HarperCollins worldwide has for some years now been exploring ways to work closely with digital publishing partners including Amazon. HarperCollins India hopes to learn from their experience to create and partner similar initiatives in India. Its publisher and chief editor, V.K. Karthika is emphatic that “there is no getting away from the fact that digital publishing is the future of the written word. It could mean rethinking processes from scratch, including typesetting and design, not to mention sales and marketing. And of course, as an editor I may have to reinvent my role to adapt to the new technology.”

Neelini Sarkar, editorial assistant at HarperCollins added, “I think being part of traditional book publishing means that we tend to be somewhat skeptical of new-fangled reading formats and insist that e-books just don't ‘feel' the same. But they are certainly a convenience, some years down the line a necessity, and at the end of the day e-reading will probably make book-publishing a simpler process.” Listening to them, I realised what they were getting at would probably be echoed by most other publishers, and that it was time for even the fetishistic bibliophile, namely me, to recognise that the printed book and the digital book must co-exist.

But as a longtime reader of the printed book, I can tell you exactly what I'll miss from an eBook: a particular memory of reading a book, that specificcopy , in a certain way; when you return to re-read a book, the act of reading from the same wel- thumbed copy. Of lending that edition to a friend. The smell of old ink-and not just a generic book smell but the familiar smell of that copy. Writing in the margins, bookmarking and shelving it. As a reader who has cared for books in their physical beauty — fine editions, memorable dust jackets, and lovely typefaces — I cannot help but feel that it will not be easy to replace the sensual ritual of feeling paper as you turn a page.

Inertia

However, the digital book industry is racing to reassure us: CaféScribe, a French on-line publisher, hopes to satisfy the traditional reader by providing customers a sticker that “will give off a fusty, bookish smell when it is attached to their computers”, Amazon Kindle's screen uses e-paper so you won't miss white-cream paper, and the Tablet PC has the dimensions and shape of a book. From a long use of the printed book in our lives we know its aesthetics. In time, I feel that the eBook will acquire its own history, aesthetics and culture.

Robert Darnton, book historian and author of the recently published The Case for Books: Past, Present, and Future describes at least one way the e-book enhances reading. “An ‘e-book' unlike a printed codex, can contain many layers arranged in the shape of a pyramid, Readers can download the text and skim through the topmost layer…if they come upon something that especially interests them, they can click down a layer to a supplementary essay or appendix.

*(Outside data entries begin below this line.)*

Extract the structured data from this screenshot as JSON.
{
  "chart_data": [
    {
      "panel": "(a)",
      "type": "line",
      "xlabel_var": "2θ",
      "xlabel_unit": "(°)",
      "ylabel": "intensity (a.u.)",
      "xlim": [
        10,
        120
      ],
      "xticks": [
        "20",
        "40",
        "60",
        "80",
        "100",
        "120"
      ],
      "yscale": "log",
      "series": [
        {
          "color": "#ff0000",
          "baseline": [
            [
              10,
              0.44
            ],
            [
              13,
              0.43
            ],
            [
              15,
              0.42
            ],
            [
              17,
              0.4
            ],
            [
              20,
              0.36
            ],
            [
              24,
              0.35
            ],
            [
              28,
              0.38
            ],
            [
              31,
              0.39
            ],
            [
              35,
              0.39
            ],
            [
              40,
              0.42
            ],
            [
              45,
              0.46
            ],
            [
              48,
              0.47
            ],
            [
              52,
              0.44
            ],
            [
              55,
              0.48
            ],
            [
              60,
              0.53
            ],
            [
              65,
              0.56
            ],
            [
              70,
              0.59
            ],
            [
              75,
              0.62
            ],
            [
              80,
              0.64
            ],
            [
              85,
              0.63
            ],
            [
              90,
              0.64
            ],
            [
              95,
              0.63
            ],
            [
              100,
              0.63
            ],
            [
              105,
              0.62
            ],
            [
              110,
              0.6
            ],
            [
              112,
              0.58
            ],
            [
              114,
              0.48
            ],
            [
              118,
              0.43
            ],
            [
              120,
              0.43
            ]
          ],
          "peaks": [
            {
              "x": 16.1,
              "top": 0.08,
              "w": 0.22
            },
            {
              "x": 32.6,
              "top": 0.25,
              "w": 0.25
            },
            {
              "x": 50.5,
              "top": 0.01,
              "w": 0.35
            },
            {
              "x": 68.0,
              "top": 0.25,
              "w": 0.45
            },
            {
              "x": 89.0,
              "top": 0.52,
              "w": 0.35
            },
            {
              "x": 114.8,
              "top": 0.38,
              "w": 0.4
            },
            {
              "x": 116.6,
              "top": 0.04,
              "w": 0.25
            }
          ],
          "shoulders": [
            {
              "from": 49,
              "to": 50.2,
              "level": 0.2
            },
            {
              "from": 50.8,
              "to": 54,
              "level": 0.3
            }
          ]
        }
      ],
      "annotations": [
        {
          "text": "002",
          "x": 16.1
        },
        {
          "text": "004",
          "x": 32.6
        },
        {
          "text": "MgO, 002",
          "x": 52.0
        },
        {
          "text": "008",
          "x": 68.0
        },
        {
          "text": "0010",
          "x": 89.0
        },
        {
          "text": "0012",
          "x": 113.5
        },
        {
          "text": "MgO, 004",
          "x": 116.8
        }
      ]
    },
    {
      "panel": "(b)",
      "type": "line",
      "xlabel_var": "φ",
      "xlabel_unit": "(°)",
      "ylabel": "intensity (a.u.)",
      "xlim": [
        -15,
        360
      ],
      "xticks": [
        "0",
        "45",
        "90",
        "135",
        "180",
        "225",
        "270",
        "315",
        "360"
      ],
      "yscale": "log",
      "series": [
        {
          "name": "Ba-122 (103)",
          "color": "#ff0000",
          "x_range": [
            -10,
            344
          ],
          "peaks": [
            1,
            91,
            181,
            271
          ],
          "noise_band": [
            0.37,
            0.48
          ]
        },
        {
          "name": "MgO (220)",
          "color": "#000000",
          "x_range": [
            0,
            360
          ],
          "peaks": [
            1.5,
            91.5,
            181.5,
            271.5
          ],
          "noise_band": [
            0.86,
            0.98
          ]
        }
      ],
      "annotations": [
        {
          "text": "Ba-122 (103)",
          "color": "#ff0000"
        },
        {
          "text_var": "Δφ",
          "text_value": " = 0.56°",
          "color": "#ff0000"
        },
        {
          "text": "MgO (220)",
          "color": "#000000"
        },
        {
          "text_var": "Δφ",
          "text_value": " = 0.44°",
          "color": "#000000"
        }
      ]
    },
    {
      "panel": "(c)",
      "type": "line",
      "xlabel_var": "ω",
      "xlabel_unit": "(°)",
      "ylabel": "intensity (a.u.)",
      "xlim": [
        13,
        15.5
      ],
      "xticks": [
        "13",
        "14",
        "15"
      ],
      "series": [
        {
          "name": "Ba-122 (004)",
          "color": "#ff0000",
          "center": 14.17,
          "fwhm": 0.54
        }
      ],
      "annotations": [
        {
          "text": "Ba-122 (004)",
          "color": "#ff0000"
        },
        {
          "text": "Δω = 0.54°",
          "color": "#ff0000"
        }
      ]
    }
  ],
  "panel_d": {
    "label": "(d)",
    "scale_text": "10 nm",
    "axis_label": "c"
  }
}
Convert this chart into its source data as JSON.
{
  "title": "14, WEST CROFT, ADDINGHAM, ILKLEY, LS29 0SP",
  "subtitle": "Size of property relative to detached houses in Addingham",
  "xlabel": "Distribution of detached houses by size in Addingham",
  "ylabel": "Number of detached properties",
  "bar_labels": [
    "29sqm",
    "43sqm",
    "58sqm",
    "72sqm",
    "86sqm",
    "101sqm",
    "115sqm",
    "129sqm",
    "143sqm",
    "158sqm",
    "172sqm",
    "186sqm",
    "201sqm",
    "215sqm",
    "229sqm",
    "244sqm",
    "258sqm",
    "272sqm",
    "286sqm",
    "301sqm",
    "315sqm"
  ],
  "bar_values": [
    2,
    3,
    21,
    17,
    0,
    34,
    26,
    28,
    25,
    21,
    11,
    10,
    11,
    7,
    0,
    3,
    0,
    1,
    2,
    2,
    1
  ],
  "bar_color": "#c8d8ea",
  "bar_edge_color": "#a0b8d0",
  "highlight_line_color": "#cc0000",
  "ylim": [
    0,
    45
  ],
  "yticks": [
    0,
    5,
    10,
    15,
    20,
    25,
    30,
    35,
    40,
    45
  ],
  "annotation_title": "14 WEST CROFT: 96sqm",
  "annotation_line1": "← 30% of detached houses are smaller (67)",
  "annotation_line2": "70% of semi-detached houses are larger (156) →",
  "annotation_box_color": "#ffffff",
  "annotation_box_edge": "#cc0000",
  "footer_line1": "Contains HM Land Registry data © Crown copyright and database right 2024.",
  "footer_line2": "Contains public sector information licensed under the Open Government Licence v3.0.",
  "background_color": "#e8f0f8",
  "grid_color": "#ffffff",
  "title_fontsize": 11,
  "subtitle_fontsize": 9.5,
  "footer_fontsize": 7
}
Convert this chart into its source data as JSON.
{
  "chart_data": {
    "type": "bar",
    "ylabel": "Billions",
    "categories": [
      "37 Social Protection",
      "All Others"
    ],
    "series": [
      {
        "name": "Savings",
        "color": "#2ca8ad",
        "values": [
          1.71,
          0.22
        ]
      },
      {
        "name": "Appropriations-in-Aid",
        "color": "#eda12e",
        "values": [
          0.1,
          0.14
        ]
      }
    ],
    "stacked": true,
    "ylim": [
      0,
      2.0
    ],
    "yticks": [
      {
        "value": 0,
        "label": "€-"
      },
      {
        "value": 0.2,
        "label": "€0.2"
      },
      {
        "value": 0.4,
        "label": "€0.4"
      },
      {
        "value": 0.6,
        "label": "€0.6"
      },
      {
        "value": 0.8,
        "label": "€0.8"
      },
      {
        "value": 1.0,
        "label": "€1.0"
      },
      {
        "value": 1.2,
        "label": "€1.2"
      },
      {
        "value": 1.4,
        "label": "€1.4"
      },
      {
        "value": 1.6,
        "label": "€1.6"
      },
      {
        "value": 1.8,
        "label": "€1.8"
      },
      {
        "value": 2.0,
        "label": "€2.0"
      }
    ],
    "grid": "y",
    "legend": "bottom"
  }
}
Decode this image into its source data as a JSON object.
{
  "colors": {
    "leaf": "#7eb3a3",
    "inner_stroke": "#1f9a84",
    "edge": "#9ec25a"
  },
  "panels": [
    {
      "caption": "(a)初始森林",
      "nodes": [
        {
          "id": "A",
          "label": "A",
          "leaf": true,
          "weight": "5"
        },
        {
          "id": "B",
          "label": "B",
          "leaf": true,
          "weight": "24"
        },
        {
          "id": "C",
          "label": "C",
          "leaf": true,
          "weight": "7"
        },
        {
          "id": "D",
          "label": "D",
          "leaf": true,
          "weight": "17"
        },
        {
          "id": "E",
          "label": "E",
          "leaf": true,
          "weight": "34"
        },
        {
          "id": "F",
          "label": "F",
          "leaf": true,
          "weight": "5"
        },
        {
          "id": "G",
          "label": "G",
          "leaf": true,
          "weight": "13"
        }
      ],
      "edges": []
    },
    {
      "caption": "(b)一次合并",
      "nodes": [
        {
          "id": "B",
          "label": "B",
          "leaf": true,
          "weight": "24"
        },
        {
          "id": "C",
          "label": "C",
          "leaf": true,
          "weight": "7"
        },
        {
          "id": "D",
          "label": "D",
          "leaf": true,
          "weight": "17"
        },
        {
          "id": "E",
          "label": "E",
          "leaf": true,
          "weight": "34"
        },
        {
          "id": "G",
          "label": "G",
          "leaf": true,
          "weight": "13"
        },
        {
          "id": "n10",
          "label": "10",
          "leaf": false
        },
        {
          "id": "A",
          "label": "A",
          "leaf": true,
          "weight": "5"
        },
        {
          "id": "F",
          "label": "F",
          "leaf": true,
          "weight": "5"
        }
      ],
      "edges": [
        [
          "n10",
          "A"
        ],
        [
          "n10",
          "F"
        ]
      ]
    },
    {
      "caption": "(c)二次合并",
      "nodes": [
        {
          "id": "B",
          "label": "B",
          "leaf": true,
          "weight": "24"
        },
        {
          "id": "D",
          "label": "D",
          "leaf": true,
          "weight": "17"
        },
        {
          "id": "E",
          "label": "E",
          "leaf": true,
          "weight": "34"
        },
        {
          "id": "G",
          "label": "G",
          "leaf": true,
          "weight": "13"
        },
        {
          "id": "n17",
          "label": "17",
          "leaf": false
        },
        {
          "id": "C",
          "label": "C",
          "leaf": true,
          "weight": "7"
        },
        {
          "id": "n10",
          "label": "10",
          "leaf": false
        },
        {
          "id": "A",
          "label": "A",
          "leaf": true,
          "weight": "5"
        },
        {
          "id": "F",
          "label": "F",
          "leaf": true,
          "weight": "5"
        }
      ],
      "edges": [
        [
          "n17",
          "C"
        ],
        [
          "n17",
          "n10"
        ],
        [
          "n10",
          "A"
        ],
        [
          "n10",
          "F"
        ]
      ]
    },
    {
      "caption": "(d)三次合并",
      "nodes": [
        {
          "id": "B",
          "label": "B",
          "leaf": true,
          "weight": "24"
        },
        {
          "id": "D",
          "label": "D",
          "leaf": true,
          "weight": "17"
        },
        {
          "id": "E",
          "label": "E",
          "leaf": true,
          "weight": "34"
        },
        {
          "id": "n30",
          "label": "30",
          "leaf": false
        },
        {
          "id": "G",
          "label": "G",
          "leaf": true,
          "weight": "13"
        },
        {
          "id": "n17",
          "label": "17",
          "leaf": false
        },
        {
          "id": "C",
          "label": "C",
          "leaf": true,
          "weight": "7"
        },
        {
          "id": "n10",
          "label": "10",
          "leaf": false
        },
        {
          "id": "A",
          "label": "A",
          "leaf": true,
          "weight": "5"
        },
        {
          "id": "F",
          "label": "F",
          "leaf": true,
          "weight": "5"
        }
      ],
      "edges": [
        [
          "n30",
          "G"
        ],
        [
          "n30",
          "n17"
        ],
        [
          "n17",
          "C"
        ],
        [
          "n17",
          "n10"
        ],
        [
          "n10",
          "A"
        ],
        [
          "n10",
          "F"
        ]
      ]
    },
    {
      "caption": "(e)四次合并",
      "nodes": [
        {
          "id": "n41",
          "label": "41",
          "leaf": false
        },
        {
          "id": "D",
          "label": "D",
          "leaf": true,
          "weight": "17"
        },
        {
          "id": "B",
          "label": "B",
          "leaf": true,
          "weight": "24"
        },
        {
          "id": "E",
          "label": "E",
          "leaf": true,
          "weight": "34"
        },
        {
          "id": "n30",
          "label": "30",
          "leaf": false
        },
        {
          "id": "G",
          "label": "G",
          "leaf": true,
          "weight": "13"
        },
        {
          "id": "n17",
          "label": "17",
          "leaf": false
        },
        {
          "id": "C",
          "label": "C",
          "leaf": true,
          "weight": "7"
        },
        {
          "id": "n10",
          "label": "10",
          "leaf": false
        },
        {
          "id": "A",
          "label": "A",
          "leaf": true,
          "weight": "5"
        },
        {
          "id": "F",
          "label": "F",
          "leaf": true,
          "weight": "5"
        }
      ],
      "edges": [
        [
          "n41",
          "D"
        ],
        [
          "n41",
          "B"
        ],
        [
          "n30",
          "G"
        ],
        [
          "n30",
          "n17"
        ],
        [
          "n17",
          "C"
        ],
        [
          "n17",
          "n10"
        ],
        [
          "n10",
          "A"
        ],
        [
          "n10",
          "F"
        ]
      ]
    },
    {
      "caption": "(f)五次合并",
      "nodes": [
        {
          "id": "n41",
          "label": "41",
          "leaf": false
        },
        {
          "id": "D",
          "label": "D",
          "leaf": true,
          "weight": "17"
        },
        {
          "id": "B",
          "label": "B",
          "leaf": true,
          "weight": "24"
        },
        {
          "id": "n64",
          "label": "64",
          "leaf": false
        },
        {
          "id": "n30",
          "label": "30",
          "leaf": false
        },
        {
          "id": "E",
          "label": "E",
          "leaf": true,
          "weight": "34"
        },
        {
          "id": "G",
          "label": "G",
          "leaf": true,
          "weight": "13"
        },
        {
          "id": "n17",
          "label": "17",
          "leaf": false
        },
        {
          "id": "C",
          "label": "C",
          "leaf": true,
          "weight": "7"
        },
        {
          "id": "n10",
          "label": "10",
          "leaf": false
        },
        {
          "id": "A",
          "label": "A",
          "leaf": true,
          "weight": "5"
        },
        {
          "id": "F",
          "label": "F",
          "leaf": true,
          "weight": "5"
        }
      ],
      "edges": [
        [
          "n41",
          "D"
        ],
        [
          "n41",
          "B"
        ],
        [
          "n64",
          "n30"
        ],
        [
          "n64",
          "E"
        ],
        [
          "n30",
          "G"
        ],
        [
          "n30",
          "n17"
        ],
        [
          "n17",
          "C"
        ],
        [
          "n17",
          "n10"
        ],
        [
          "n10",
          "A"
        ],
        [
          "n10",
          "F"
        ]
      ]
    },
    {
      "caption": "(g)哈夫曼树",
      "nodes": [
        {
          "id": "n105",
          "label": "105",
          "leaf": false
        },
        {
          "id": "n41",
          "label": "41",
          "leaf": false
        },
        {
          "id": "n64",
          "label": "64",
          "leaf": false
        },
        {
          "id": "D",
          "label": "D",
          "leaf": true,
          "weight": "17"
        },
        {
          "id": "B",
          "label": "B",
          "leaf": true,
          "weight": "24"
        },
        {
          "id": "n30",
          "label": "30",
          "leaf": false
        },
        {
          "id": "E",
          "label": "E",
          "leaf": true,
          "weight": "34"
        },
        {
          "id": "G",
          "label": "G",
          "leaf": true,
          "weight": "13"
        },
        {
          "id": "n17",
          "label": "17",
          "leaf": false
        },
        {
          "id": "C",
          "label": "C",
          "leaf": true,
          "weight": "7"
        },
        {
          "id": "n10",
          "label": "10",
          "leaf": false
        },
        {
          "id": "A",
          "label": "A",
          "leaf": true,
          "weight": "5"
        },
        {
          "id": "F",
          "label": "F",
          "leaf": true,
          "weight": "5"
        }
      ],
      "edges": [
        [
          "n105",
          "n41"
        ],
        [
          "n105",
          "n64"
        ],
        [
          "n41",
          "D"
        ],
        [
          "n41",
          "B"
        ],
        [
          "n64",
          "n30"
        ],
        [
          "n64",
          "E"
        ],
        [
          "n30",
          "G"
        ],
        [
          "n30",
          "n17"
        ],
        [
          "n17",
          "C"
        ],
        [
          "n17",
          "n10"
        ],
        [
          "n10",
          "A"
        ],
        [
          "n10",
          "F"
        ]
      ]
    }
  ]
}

They can continue deeper through the book, through bodies of documents, bibliography, historiography, iconography, background music…”

But Darnton also points out that there's nothing still wrong with Movable Type — it has just lost a little to Code in speed and practicality. (Amazon's most recent ad for Kindle is ‘In the time it takes to read this article, an entire book would have been downloaded'). Once — and for a very long time — the printed book was the fastest and most practical thing (compact, portable, no batteries required) having edged out manuscripts. Darnton believes that learning will ‘remain within the Gutenberg galaxy — though the galaxy will expand, thanks to a new source of energy, the electronic book, which will act as a supplement to, not a substitute for, Gutenberg's great machine.'

Lingering confusion

I realised my initial skepticism — the skepticism of most traditional bibliophiles — comes from an old but lingering confusion that eBooks equal the decline of reading. We forget that reading itself is in no danger — the freedom experienced in reading is too addictive for that whether on page or screen. Besides, reading makes all forms its own. Consider: the form of the book is always morphing — from vellum manuscripts to wood pulp to pixels, from movable type to the printing press to code, and what remains constant is the experience of reading itself.